MAGMA + pycuda + my own CUDA kernels

mrader1248 · Post by **mrader1248** » Thu Sep 28, 2017 5:09 am

Hey all,

currently I have a problem when using MAGMA, pycuda and my own CUDA kernels together and I am not sure whether this is an issue with MAGMA, pycuda or my knowledge of CUDA.

In the code attached below, I am using CUDA via pycuda and also load MAGMA to perform a QR decomposition. In the end I also call a kernel tril to obtain R (of the QR decomposition). However, when I call the kernel, the program crashes with

Code: Select all

pycuda._driver.LogicError: cuFuncSetBlockShape failed: invalid resource handle

If I swap the code parts 1 and 2, the program gives the correct result. So my question is: Is there a specific sequence of calling MAGMA functions and compiling/calling my own kernels? Or is this maybe a pycuda issue?

Thank you in advance!

Code: Select all

import ctypes
import numpy as np

import pycuda.autoinit
import pycuda.compiler
import pycuda.gpuarray as gpuarray

c_int_type = ctypes.c_longlong
c_ptr_type = ctypes.c_void_p

_libmagma = ctypes.cdll.LoadLibrary("libmagma.so")

magma_init = _libmagma.magma_init
magma_init.restype = int
magma_init.argtypes = []

magma_finalize = _libmagma.magma_finalize
magma_finalize.restype = int
magma_finalize.argtypes = []

_magma_get_zgeqrf_nb = _libmagma.magma_get_zgeqrf_nb
_magma_get_zgeqrf_nb.restype = int
_magma_get_zgeqrf_nb.argtypes = [
    c_int_type, c_int_type # m, n
]

_magma_zgeqrf_gpu = _libmagma.magma_zgeqrf_gpu
_magma_zgeqrf_gpu.restype = int
_magma_zgeqrf_gpu.argtypes = [
    c_int_type, c_int_type, # m, n,
    c_ptr_type, c_int_type, # dA, ldda,
    c_ptr_type, c_ptr_type, # tau, dT
    c_ptr_type              # info
]

magma_init()

### PART 1 ###

cuda_source_module = pycuda.compiler.SourceModule("""
#include <pycuda-complex.hpp>

__global__ void tril(pycuda::complex<double> * a, int m, int mn) {
    int k = threadIdx.x + blockIdx.x * blockDim.x;
    int kx = k / m;
    int ky = k % m;
    if (k < mn) {
        if (kx < ky) {
            a[k] = 0.0;
        }
    }
}
""")

_tril_raw = cuda_source_module.get_function("tril")

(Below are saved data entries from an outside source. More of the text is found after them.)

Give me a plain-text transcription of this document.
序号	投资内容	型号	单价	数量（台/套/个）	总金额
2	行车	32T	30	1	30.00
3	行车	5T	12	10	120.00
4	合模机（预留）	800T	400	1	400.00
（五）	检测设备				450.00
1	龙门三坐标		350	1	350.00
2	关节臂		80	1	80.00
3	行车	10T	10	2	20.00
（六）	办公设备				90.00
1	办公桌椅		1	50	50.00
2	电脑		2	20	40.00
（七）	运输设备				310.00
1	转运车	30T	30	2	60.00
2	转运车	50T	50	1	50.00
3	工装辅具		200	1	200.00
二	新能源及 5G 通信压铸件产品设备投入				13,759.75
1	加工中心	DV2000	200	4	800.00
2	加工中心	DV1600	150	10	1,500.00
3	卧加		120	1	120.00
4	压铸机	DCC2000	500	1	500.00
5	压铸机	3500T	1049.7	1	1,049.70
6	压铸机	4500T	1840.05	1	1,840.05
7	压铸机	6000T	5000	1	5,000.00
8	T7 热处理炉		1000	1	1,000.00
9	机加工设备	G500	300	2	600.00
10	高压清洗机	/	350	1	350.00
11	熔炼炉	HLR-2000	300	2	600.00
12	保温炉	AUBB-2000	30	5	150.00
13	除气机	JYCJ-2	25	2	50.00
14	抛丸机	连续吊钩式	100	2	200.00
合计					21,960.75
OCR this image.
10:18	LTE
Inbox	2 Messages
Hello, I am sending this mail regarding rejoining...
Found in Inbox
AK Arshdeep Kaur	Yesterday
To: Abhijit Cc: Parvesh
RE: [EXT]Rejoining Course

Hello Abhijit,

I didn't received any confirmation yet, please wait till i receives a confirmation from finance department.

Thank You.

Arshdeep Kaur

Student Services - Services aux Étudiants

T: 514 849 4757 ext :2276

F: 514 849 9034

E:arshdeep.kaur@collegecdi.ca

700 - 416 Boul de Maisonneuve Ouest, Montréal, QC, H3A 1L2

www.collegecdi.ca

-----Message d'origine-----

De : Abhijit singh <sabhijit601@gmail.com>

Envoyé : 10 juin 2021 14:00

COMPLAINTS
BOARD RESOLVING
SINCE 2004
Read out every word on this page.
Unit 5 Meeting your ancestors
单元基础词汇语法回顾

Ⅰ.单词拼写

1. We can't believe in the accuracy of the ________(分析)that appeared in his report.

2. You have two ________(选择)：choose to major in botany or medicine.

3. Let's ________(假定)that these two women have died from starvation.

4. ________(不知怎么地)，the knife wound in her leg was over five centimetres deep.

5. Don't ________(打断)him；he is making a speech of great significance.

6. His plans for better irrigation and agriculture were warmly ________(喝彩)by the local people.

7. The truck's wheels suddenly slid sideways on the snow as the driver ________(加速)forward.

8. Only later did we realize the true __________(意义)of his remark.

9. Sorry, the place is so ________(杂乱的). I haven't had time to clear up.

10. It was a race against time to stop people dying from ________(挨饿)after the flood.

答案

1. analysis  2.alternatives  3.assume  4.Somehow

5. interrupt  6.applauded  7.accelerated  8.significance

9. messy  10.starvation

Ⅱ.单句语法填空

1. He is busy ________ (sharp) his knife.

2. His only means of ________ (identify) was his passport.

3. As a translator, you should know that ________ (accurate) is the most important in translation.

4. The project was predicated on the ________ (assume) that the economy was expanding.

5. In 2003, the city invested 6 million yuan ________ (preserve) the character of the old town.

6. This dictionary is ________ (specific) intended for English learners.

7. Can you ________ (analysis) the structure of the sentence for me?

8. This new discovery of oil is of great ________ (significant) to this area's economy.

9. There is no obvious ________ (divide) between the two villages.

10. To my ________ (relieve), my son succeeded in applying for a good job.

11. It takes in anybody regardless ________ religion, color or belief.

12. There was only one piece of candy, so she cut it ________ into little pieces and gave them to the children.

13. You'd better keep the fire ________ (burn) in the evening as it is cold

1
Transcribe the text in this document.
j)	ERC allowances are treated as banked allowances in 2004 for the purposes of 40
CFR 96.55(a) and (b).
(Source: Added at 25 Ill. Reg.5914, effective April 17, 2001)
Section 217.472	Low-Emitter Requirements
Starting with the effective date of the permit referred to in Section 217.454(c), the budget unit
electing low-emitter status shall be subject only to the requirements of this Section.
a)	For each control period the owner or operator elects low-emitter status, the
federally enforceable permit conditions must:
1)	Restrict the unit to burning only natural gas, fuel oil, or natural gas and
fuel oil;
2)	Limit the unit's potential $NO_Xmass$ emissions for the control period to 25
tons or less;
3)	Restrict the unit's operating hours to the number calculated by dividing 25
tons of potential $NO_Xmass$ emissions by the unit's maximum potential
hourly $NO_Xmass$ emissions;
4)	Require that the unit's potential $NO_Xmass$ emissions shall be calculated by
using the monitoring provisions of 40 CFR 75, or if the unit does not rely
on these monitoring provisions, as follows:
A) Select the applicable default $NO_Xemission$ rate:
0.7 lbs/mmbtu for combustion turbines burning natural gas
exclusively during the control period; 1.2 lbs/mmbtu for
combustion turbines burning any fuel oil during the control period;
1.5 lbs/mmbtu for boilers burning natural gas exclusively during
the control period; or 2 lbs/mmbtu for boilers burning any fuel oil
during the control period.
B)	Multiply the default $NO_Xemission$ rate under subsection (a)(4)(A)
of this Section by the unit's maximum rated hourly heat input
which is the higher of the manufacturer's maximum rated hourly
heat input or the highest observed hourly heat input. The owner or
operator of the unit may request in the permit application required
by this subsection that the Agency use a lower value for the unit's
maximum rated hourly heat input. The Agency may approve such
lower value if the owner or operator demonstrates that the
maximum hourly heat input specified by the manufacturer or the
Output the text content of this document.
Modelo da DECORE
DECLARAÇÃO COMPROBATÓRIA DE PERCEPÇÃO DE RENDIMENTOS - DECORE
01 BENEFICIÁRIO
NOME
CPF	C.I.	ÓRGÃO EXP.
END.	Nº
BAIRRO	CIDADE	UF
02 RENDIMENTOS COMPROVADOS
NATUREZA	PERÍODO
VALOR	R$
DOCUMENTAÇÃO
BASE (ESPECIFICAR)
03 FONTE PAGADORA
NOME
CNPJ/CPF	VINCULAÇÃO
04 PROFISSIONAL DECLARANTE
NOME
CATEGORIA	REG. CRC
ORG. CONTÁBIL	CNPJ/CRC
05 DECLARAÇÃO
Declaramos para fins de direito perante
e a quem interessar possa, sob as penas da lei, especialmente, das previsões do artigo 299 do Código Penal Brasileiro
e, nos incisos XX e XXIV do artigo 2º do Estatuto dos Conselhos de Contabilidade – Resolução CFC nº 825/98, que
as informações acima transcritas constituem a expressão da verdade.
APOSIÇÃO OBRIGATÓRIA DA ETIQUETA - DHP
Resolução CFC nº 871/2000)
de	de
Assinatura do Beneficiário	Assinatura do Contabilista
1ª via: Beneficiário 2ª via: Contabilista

def _tril(a, blocksize=1024):
    gridsize = int(np.ceil(a.size/(1.*blocksize)))
    m, n = a.shape
    _tril_raw(a, np.int32(m), np.int32(m*n), 
              block=(blocksize,1,1), grid=(gridsize,1))

### PART 1 END ###

### PART 2 ###

m = 3
n = 2
a = np.random.rand(m,n) + 1j*np.random.rand(m,n)
a = np.asfortranarray(a)
a_gpu = gpuarray.to_gpu(a)

k = min(m, n)
nb = _magma_get_zgeqrf_nb(m, n)
tau = np.empty(k, dtype=np.complex128)
Tsize = (2*k + int(np.ceil(n / 32.))*32)*nb
T = gpuarray.empty(Tsize, dtype=np.complex128)
info = c_int_type()

_magma_zgeqrf_gpu(m, n, int(a_gpu.gpudata), m, 
                  int(tau.ctypes.data), int(T.gpudata), 
                  ctypes.byref(info))

### PART 2 END ###

_tril(a_gpu)

print a_gpu

magma_finalize()

mgates3 · Post by **mgates3** » Thu Sep 28, 2017 10:07 am

I haven't tried MAGMA with Python, so I'm not sure what might be going on here. One oddity I noticed is that you set c_int_type to long long, which I presume is 64-bit. Commonly, MAGMA is compiled with 32-bit int. Only if you compiled MAGMA with ILP64 and linked with an ILP64 BLAS & LAPACK library, then long long would be correct.

Some side comments:

You can use magmablas_zlaset to set the upper triangle, lower triangle, or whole matrix to zero or any other value. It can set the diagonal and off-diagonal differently.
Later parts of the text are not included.